Dyed blankets. Wool fabric holds dye well, so the color lasts longer. Unfortunately, it also needs mothproofing.
Rugs. Wool fibers' antistatic properties and natural resistance to soiling makes them a desirable choice for rugs. However, when wool does get dirty, it is not as easy to clean as some synthetic fibers.
Bathroom accessories. Just like when it's on a sheep, wool is hydrophobic (resists water) and resists odors, so it performs well in the bath area.
Sheepskin rugs. The organic feel of wool in its more natural state always makes a room feel cozy and comfortable. Don't worry about the long fibers — wool resists crushing.

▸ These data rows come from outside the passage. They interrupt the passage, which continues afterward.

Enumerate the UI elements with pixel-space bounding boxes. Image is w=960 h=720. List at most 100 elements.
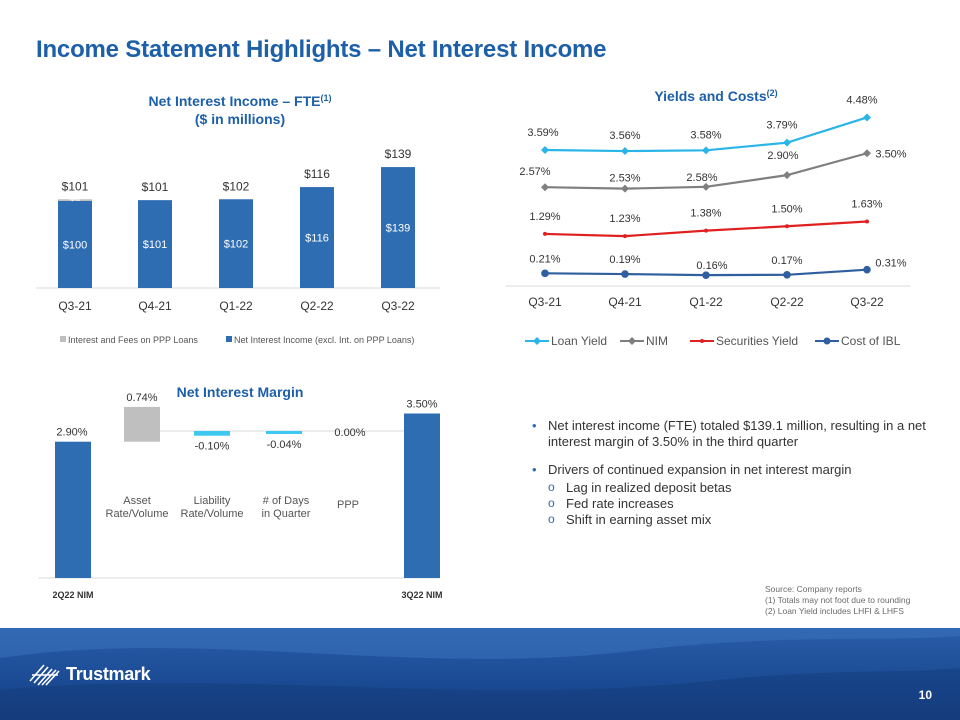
yields-label-1-4: 3.50% <box>875 148 906 160</box>
yields-legend-label-2: Securities Yield <box>716 334 798 348</box>
yields-legend-marker-3 <box>823 337 831 345</box>
nii-legend-ppp: Interest and Fees on PPP Loans <box>68 335 198 345</box>
nii-ppp-label-0: $2 <box>69 192 81 203</box>
nim-bar-5 <box>404 413 440 578</box>
nii-category-label-2: Q1-22 <box>219 299 253 313</box>
nim-bar-3 <box>266 431 302 434</box>
nim-category-label-1-0: Asset <box>123 495 151 507</box>
trustmark-logo: Trustmark <box>28 661 151 687</box>
nii-bar-ppp-0 <box>58 199 92 201</box>
logo-mark-icon <box>29 664 60 686</box>
yields-point-2-1 <box>623 234 627 239</box>
nii-legend-nii-swatch <box>226 336 232 342</box>
nim-bar-1 <box>124 406 160 442</box>
yields-point-0-1 <box>621 147 629 156</box>
nii-bar-nii-2 <box>219 199 253 288</box>
yields-chart: Yields and Costs(2) 3.59% 3.56% 3.58% 3.79% 4… <box>506 88 910 348</box>
yields-label-1-3: 2.90% <box>767 150 798 162</box>
bullet-2: Drivers of continued expansion in net in… <box>530 462 930 478</box>
nii-total-label-3: $116 <box>304 167 330 181</box>
nii-category-label-4: Q3-22 <box>381 299 415 313</box>
yields-point-0-0 <box>541 145 549 154</box>
nim-value-label-4: 0.00% <box>334 427 365 439</box>
nii-value-label-0: $100 <box>63 240 87 252</box>
yields-legend-label-0: Loan Yield <box>551 334 607 348</box>
bullet-1: Net interest income (FTE) totaled $139.1… <box>530 418 930 450</box>
yields-label-0-4: 4.48% <box>846 94 877 106</box>
nii-title: Net Interest Income – FTE(1) <box>149 93 332 109</box>
yields-label-0-3: 3.79% <box>766 120 797 132</box>
yields-label-0-2: 3.58% <box>690 129 721 141</box>
nii-legend-ppp-swatch <box>60 336 66 342</box>
nii-subtitle: ($ in millions) <box>195 111 285 127</box>
yields-category-label-2: Q1-22 <box>689 295 723 309</box>
nii-value-label-4: $139 <box>386 223 410 235</box>
charts-canvas: Net Interest Income – FTE(1) ($ in millio… <box>36 88 910 600</box>
nim-value-label-0: 2.90% <box>56 427 87 439</box>
nii-total-label-2: $102 <box>223 179 250 193</box>
nim-chart: Net Interest Margin 2.90% 2Q22 NIM 0.74% Ass… <box>38 384 443 600</box>
yields-point-2-4 <box>865 219 869 224</box>
nii-total-label-0: $101 <box>62 179 89 193</box>
nim-bar-2 <box>194 431 230 436</box>
nim-category-label-2-0: Liability <box>194 495 231 507</box>
yields-label-3-0: 0.21% <box>529 253 560 265</box>
yields-point-2-2 <box>704 228 708 233</box>
nim-category-label-3-1: in Quarter <box>262 508 311 520</box>
yields-label-3-1: 0.19% <box>609 254 640 266</box>
nim-category-label-2-1: Rate/Volume <box>181 508 244 520</box>
nii-chart: Net Interest Income – FTE(1) ($ in millio… <box>36 93 440 345</box>
nim-value-label-5: 3.50% <box>406 399 437 411</box>
nim-value-label-1: 0.74% <box>126 392 157 404</box>
yields-legend-marker-2 <box>700 339 704 343</box>
nii-value-label-1: $101 <box>143 239 167 251</box>
nii-category-label-1: Q4-21 <box>138 299 172 313</box>
source-line: Source: Company reports <box>765 584 862 594</box>
yields-label-2-2: 1.38% <box>690 208 721 220</box>
nim-title: Net Interest Margin <box>177 384 304 400</box>
nim-value-label-2: -0.10% <box>195 441 230 453</box>
yields-point-2-3 <box>785 224 789 229</box>
yields-label-2-3: 1.50% <box>771 203 802 215</box>
yields-point-0-3 <box>783 138 791 147</box>
commentary-bullets: Net interest income (FTE) totaled $139.1… <box>530 418 930 528</box>
yields-category-label-4: Q3-22 <box>850 295 884 309</box>
sub-bullet-1: Lag in realized deposit betas <box>530 479 930 496</box>
yields-category-label-0: Q3-21 <box>528 295 562 309</box>
yields-point-3-3 <box>783 270 791 279</box>
yields-point-0-4 <box>863 113 871 122</box>
nii-category-label-3: Q2-22 <box>300 299 334 313</box>
yields-label-2-1: 1.23% <box>609 213 640 225</box>
yields-label-1-2: 2.58% <box>686 172 717 184</box>
nii-value-label-3: $116 <box>305 233 329 245</box>
nii-total-label-1: $101 <box>142 180 169 194</box>
sub-bullet-3: Shift in earning asset mix <box>530 511 930 528</box>
logo-text: Trustmark <box>66 663 151 684</box>
yields-label-3-4: 0.31% <box>875 258 906 270</box>
yields-legend-label-3: Cost of IBL <box>841 334 901 348</box>
nim-value-label-3: -0.04% <box>267 439 302 451</box>
yields-label-3-3: 0.17% <box>771 255 802 267</box>
yields-title-sup: (2) <box>767 88 778 98</box>
nim-bar-0 <box>55 441 91 578</box>
yields-legend-label-1: NIM <box>646 334 668 348</box>
nim-category-label-4-0: PPP <box>337 499 359 511</box>
yields-label-1-0: 2.57% <box>519 166 550 178</box>
nii-title-sup: (1) <box>320 93 331 103</box>
yields-label-2-4: 1.63% <box>851 199 882 211</box>
footnote-2: (2) Loan Yield includes LHFI & LHFS <box>765 606 904 616</box>
nim-category-label-1-1: Rate/Volume <box>106 508 169 520</box>
yields-label-1-1: 2.53% <box>609 173 640 185</box>
yields-point-1-1 <box>621 184 629 193</box>
yields-label-2-0: 1.29% <box>529 211 560 223</box>
nii-legend-nii: Net Interest Income (excl. Int. on PPP L… <box>234 335 414 345</box>
yields-point-3-0 <box>541 269 549 278</box>
yields-label-0-1: 3.56% <box>609 130 640 142</box>
yields-point-1-2 <box>702 182 710 191</box>
footer-wave <box>0 628 960 720</box>
source-notes: Source: Company reports (1) Totals may n… <box>765 584 910 617</box>
yields-title: Yields and Costs(2) <box>654 88 777 104</box>
yields-point-2-0 <box>543 231 547 236</box>
yields-point-3-1 <box>621 270 629 278</box>
yields-label-0-0: 3.59% <box>527 127 558 139</box>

Felted accessories. These felted wool stones by Vivaterra add a unique flair to a space — and also show off the diversity of wool fibers.
Wool throws. Wool is considered hypoallergenic, which makes it a great fabric for a throw cover. However, washing pure wool with alkaline detergents can damage it.
Knitting. Wool in its natural state has a crimp to its strand, which creates an elastic property when it's woven into yarn. The elasticity makes it more durable and a wonderful product to knit or crochet with.
Upholstery. Wool is a great choice for upholstery because it resists piling and breaking, meaning it's extra durable.